On May 18 we welcomed Maria de la Paz Viniegra, RJM (Mari Paz)
and Haydee Barrera, RJM (Chely) to Port-au-Prince. They are from the Province
of Mexico and are assigned to Havana, Cuba.
They came to offer a workshop on ESPERE and to prepare a small group
that could then offer it here in Haiti.
The Schools of Forgiveness and Reconciliation, ES.PE.RE., is a
pedagogical process where participants relive a painful event in their lives, whether recent or remote, in order to
overcome the pain and the feelings of resentment and revenge that limit their enjoyment
of life. This process allows the individual to overcome the disagreeable memory
of the past, to carry out the processes of restorative
justice, and to establish covenants that guarantee the offenses will not
be repeated.
Forgiveness and Reconciliation constitute one of the most
important assets in the rules of social capital necessary for the progress of
people in a globalized world. It prevents and avoids retaliation or the
settling of scores, a principal factor in the escalation of interpersonal as
well as collective violence.
Words and memory are cultivated in community spaces of renewing
encounter and leisure, where versions of individual and collective events are
reconstructed from the perspective of encounter, truth, justice, and atonement.
The methodology of ES.PE.RE. (which received an award in 2006 from UNESCO)
addresses situations of violence, recog- nizing emotional, discursive,
and attitu- dinal factors of social
and structural violence. ES.PE.RE is
a methodological strategy that seeks each participant to assume an active role and move from
being a victim of the offense to being a co-creator
of his/her victory. It also seeks to open spaces for conversations about regaining security
in oneself and in society and knowing oneself as a member of a network of
relationships that have been broken by the attacks of life.

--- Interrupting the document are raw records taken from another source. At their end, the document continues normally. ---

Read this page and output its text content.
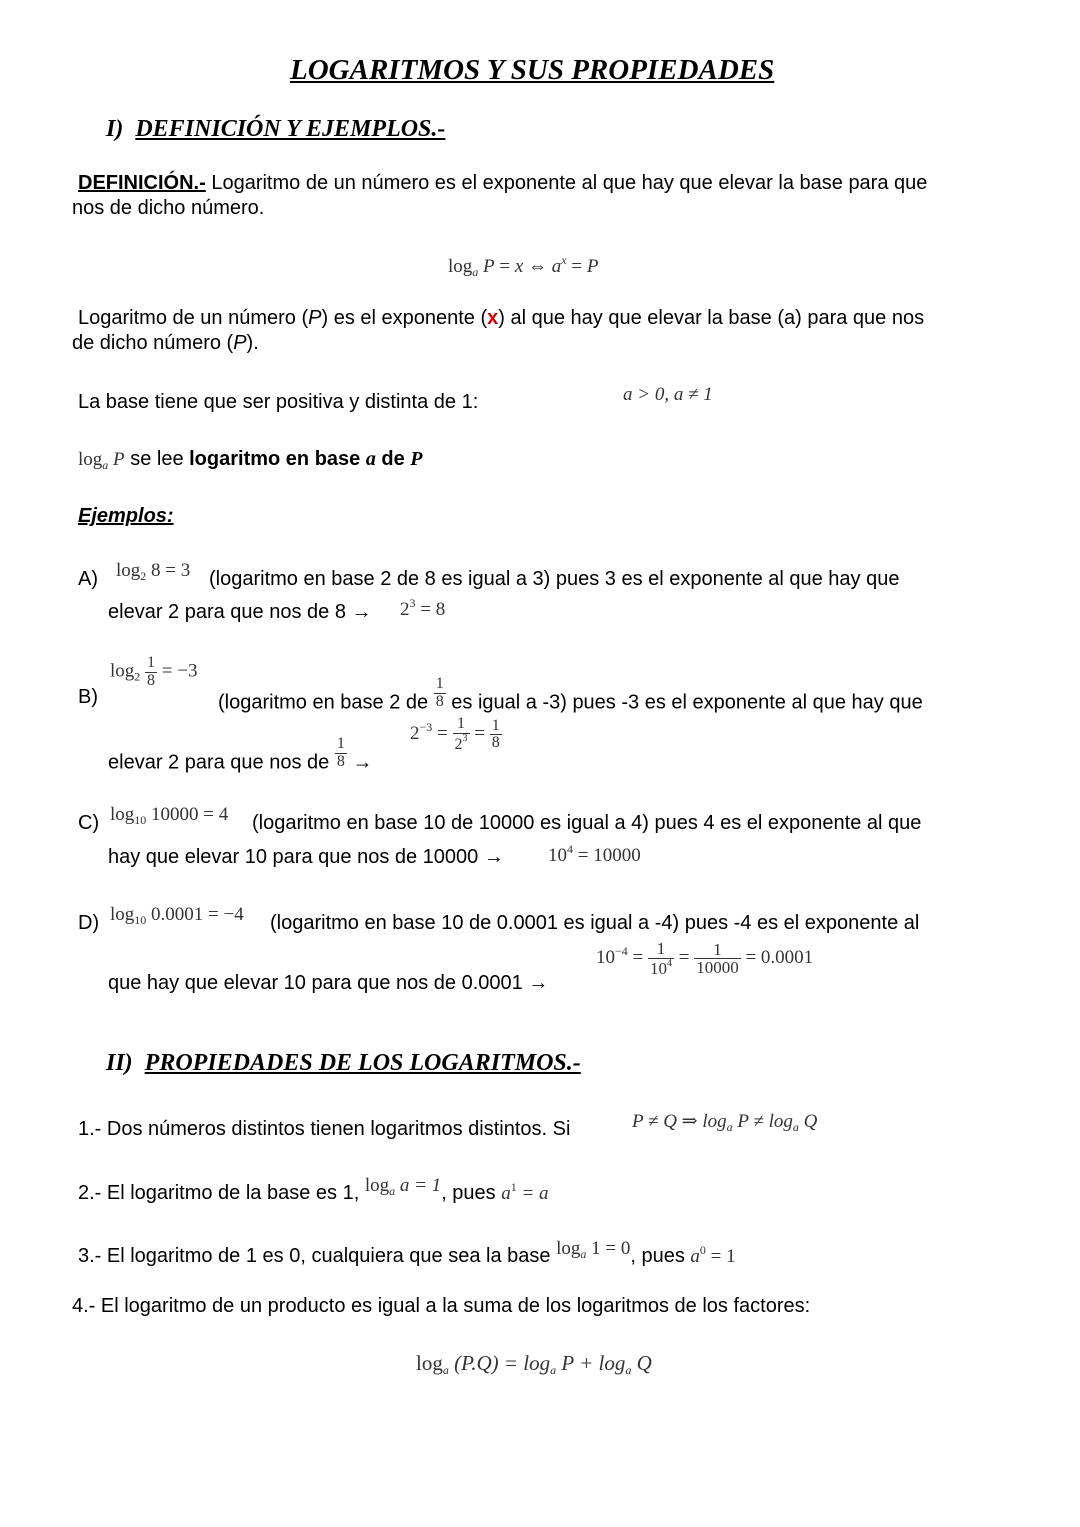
LOGARITMOS Y SUS PROPIEDADES
I) DEFINICIÓN Y EJEMPLOS.-
DEFINICIÓN.- Logaritmo de un número es el exponente al que hay que elevar la base para que
nos de dicho número.
$\log_a P = x$ ⇔ $a^x = P$
Logaritmo de un número (P) es el exponente (x) al que hay que elevar la base (a) para que nos
de dicho número (P).
La base tiene que ser positiva y distinta de 1:	a > 0, a ≠ 1
$\log_a P$ se lee logaritmo en base a de P
Ejemplos:
A) $\log_2 8 = 3$ (logaritmo en base 2 de 8 es igual a 3) pues 3 es el exponente al que hay que
elevar 2 para que nos de $8 \to 2^3 = 8$
B)
$\log_2 \frac{1}{8} = -3$
(logaritmo en base 2 de $\frac{1}{8}$ es igual a -3) pues -3 es el exponente al que hay que
elevar 2 para que nos de $\frac{1}{8}$ →
$2^{-3} = \frac{1}{2^3} = \frac{1}{8}$
C) $\log_{10} 10000 = 4$ (logaritmo en base 10 de 10000 es igual a 4) pues 4 es el exponente al que
hay que elevar 10 para que nos de $10000 \to 10^4 = 10000$
D) $\log_{10} 0.0001 = -4$ (logaritmo en base 10 de 0.0001 es igual a -4) pues -4 es el exponente al
que hay que elevar 10 para que nos de 0.0001 →
$10^{-4} = \frac{1}{10^4} = \frac{1}{10000} = 0.0001$
II) PROPIEDADES DE LOS LOGARITMOS.-
1.- Dos números distintos tienen logaritmos distintos. Si	P ≠ Q ⇒ $\log_a P \ne \log_a Q$
2.- El logaritmo de la base es 1, $\log_a a = 1$, pues $a^1 = a$
3.- El logaritmo de 1 es 0, cualquiera que sea la base $\log_a 1 = 0$, pues $a^0 = 1$
4.- El logaritmo de un producto es igual a la suma de los logaritmos de los factores:
$\log_a (P.Q) = \log_a P + \log_a Q$
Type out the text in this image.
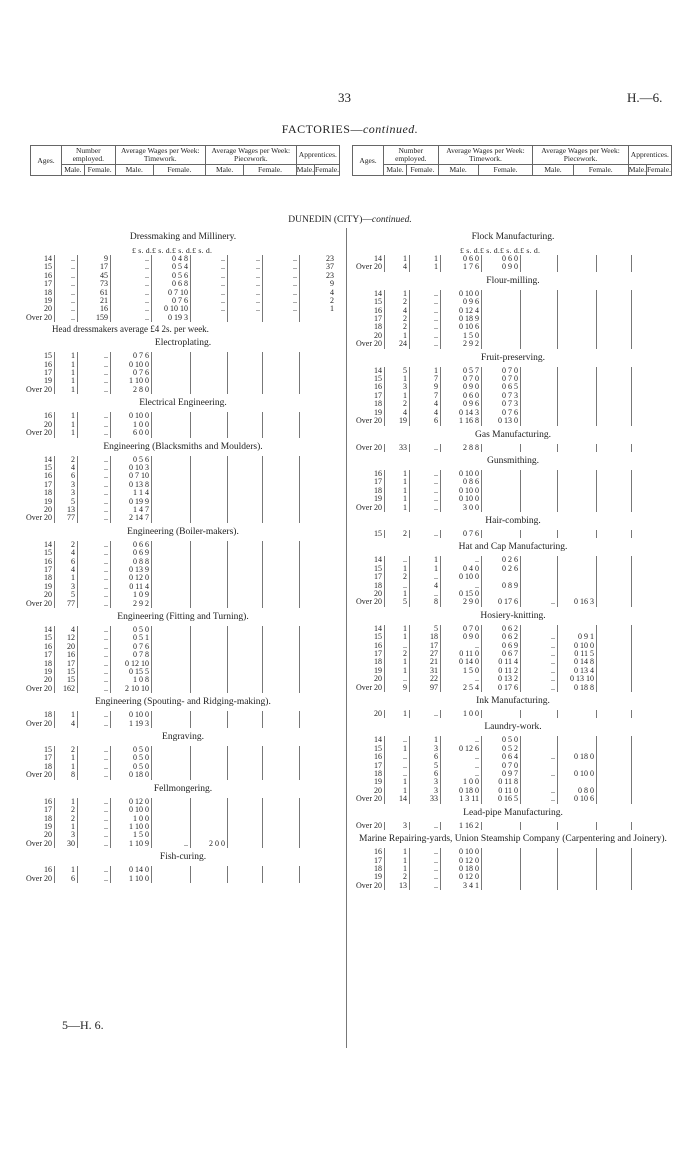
33	H.—6.
FACTORIES—continued.
Ages.	Number employed.		Average Wages per Week: Timework.		Average Wages per Week: Piecework.		Apprentices.	
	Male.	Female.	Male.	Female.	Male.	Female.	Male.	Female.
Ages.	Number employed.		Average Wages per Week: Timework.		Average Wages per Week: Piecework.		Apprentices.	
	Male.	Female.	Male.	Female.	Male.	Female.	Male.	Female.
DUNEDIN (CITY)—continued.
Dressmaking and Millinery.
£ s. d.£ s. d.£ s. d.£ s. d.
14	..	9	..	0 4 8	..	..	..	23
15	..	17	..	0 5 4	..	..	..	37
16	..	45	..	0 5 6	..	..	..	23
17	..	73	..	0 6 8	..	..	..	9
18	..	61	..	0 7 10	..	..	..	4
19	..	21	..	0 7 6	..	..	..	2
20	..	16	..	0 10 10	..	..	..	1
Over 20	..	159	..	0 19 3				
Head dressmakers average £4 2s. per week.
Electroplating.
15	1	..	0 7 6					
16	1	..	0 10 0					
17	1	..	0 7 6					
19	1	..	1 10 0					
Over 20	1	..	2 8 0					
Electrical Engineering.
16	1	..	0 10 0					
20	1	..	1 0 0					
Over 20	1	..	6 0 0					
Engineering (Blacksmiths and Moulders).
14	2	..	0 5 6					
15	4	..	0 10 3					
16	6	..	0 7 10					
17	3	..	0 13 8					
18	3	..	1 1 4					
19	5	..	0 19 9					
20	13	..	1 4 7					
Over 20	77	..	2 14 7					
Engineering (Boiler-makers).
14	2	..	0 6 6					
15	4	..	0 6 9					
16	6	..	0 8 8					
17	4	..	0 13 9					
18	1	..	0 12 0					
19	3	..	0 11 4					
20	5	..	1 0 9					
Over 20	77	..	2 9 2					
Engineering (Fitting and Turning).
14	4	..	0 5 0					
15	12	..	0 5 1					
16	20	..	0 7 6					
17	16	..	0 7 8					
18	17	..	0 12 10					
19	15	..	0 15 5					
20	15	..	1 0 8					
Over 20	162	..	2 10 10					
Engineering (Spouting- and Ridging-making).
18	1	..	0 10 0					
Over 20	4	..	1 19 3					
Engraving.
15	2	..	0 5 0					
17	1	..	0 5 0					
18	1	..	0 5 0					
Over 20	8	..	0 18 0					
Fellmongering.
16	1	..	0 12 0					
17	2	..	0 10 0					
18	2	..	1 0 0					
19	1	..	1 10 0					
20	3	..	1 5 0					
Over 20	30	..	1 10 9	..	2 0 0			
Fish-curing.
16	1	..	0 14 0					
Over 20	6	..	1 10 0					
Flock Manufacturing.
£ s. d.£ s. d.£ s. d.£ s. d.
14	1	1	0 6 0	0 6 0				
Over 20	4	1	1 7 6	0 9 0				
Flour-milling.
14	1	..	0 10 0					
15	2	..	0 9 6					
16	4	..	0 12 4					
17	2	..	0 18 9					
18	2	..	0 10 6					
20	1	..	1 5 0					
Over 20	24	..	2 9 2					
Fruit-preserving.
14	5	1	0 5 7	0 7 0				
15	1	7	0 7 0	0 7 0				
16	3	9	0 9 0	0 6 5				
17	1	7	0 6 0	0 7 3				
18	2	4	0 9 6	0 7 3				
19	4	4	0 14 3	0 7 6				
Over 20	19	6	1 16 8	0 13 0				
Gas Manufacturing.
Over 20	33	..	2 8 8					
Gunsmithing.
16	1	..	0 10 0					
17	1	..	0 8 6					
18	1	..	0 10 0					
19	1	..	0 10 0					
Over 20	1	..	3 0 0					
Hair-combing.
15	2	..	0 7 6					
Hat and Cap Manufacturing.
14	..	1	..	0 2 6				
15	1	1	0 4 0	0 2 6				
17	2	..	0 10 0					
18	..	4	..	0 8 9				
20	1	..	0 15 0					
Over 20	5	8	2 9 0	0 17 6	..	0 16 3		
Hosiery-knitting.
14	1	5	0 7 0	0 6 2				
15	1	18	0 9 0	0 6 2	..	0 9 1		
16	..	17	..	0 6 9	..	0 10 0		
17	2	27	0 11 0	0 6 7	..	0 11 5		
18	1	21	0 14 0	0 11 4	..	0 14 8		
19	1	31	1 5 0	0 11 2	..	0 13 4		
20	..	22	..	0 13 2	..	0 13 10		
Over 20	9	97	2 5 4	0 17 6	..	0 18 8		
Ink Manufacturing.
20	1	..	1 0 0					
Laundry-work.
14	..	1	..	0 5 0				
15	1	3	0 12 6	0 5 2				
16	..	6	..	0 6 4	..	0 18 0		
17	..	5	..	0 7 0				
18	..	6	..	0 9 7	..	0 10 0		
19	1	3	1 0 0	0 11 8				
20	1	3	0 18 0	0 11 0	..	0 8 0		
Over 20	14	33	1 3 11	0 16 5	..	0 10 6		
Lead-pipe Manufacturing.
Over 20	3	..	1 16 2					
Marine Repairing-yards, Union Steamship Company (Carpentering and Joinery).
16	1	..	0 10 0					
17	1	..	0 12 0					
18	1	..	0 18 0					
19	2	..	0 12 0					
Over 20	13	..	3 4 1					
5—H. 6.
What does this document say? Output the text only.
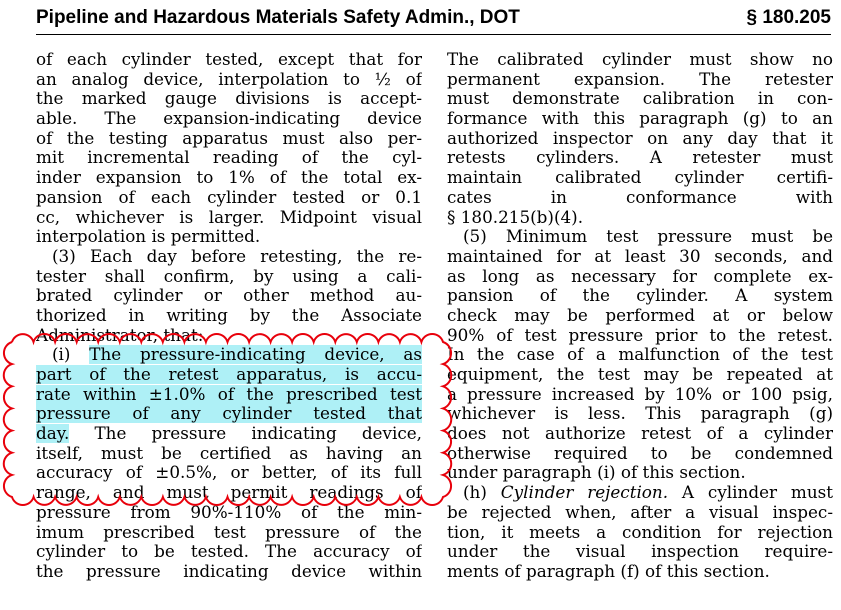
Pipeline and Hazardous Materials Safety Admin., DOT	§ 180.205
of each cylinder tested, except that for
an analog device, interpolation to ½ of
the marked gauge divisions is accept-
able. The expansion-indicating device
of the testing apparatus must also per-
mit incremental reading of the cyl-
inder expansion to 1% of the total ex-
pansion of each cylinder tested or 0.1
cc, whichever is larger. Midpoint visual
interpolation is permitted.
(3) Each day before retesting, the re-
tester shall confirm, by using a cali-
brated cylinder or other method au-
thorized in writing by the Associate
Administrator, that:
(i) The pressure-indicating device, as
part of the retest apparatus, is accu-
rate within ±1.0% of the prescribed test
pressure of any cylinder tested that
day. The pressure indicating device,
itself, must be certified as having an
accuracy of ±0.5%, or better, of its full
range, and must permit readings of
pressure from 90%-110% of the min-
imum prescribed test pressure of the
cylinder to be tested. The accuracy of
the pressure indicating device within
The calibrated cylinder must show no
permanent expansion. The retester
must demonstrate calibration in con-
formance with this paragraph (g) to an
authorized inspector on any day that it
retests cylinders. A retester must
maintain calibrated cylinder certifi-
cates in conformance with
§ 180.215(b)(4).
(5) Minimum test pressure must be
maintained for at least 30 seconds, and
as long as necessary for complete ex-
pansion of the cylinder. A system
check may be performed at or below
90% of test pressure prior to the retest.
In the case of a malfunction of the test
equipment, the test may be repeated at
a pressure increased by 10% or 100 psig,
whichever is less. This paragraph (g)
does not authorize retest of a cylinder
otherwise required to be condemned
under paragraph (i) of this section.
(h) Cylinder rejection. A cylinder must
be rejected when, after a visual inspec-
tion, it meets a condition for rejection
under the visual inspection require-
ments of paragraph (f) of this section.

The program consists in 11 modules of work; each module takes
about 3 hours. The first six modules are about forgiveness and the last five
are about reconciliation. We worked for three intensive days on forgiveness,
had a day of rest, and then spent three days on reconciliation. There were 12
people in the group who came from different places in Haiti as well as foreign
residents in Haiti. The program took place on the premises of the Institute of
Social Doctrine of the Church. The Institute has committed itself to promote
and replicate this program with the Religious of Jesus and Mary in Haiti.
For some time, I have wanted to participate in the program and
to do it here in Haiti. I have frequently felt the necessi- ty for Haitians to
cure their historical, social, political, and personal wounds -- wounds that
cause a lot of aggression and violence from all the scarcities and all the
problems people have to face each day to survive in a country where life does
not have value and the fight to survive has no lim- its or rules.
The experience was moving, deep, shared, cleansing and freeing.
It was full of moments of personal and group reflections, of active and
symbolic group dynamics that help to understand situations from distinct points
of view and to situate oneself in a more detached stance in order to be more
objective. A lovely atmosphere of friendship, of deep shared experiences, and
of reflection united us in a special way with a desire to bring the program to
more people so that they can benefit from its freeing and healing effects.
As a matter of fact, we have organized to begin translating the
program into Creole and to organize a plan of action to replicate it in Haiti.
I have become the coordinator of ES.PE.RE. in Haiti.
The sisters who gave the workshop, Mari Paz and Chely, were
excellent animators and we are profoundly grateful for their having come to
Haiti to share this experience with us. It has been worth the effort and we
hope that our first Congregational priority may become a reality in Haiti.
Thank you for this beautiful experience!
Thank you to the province of the United States for supporting
this initiative. It has been a great gift!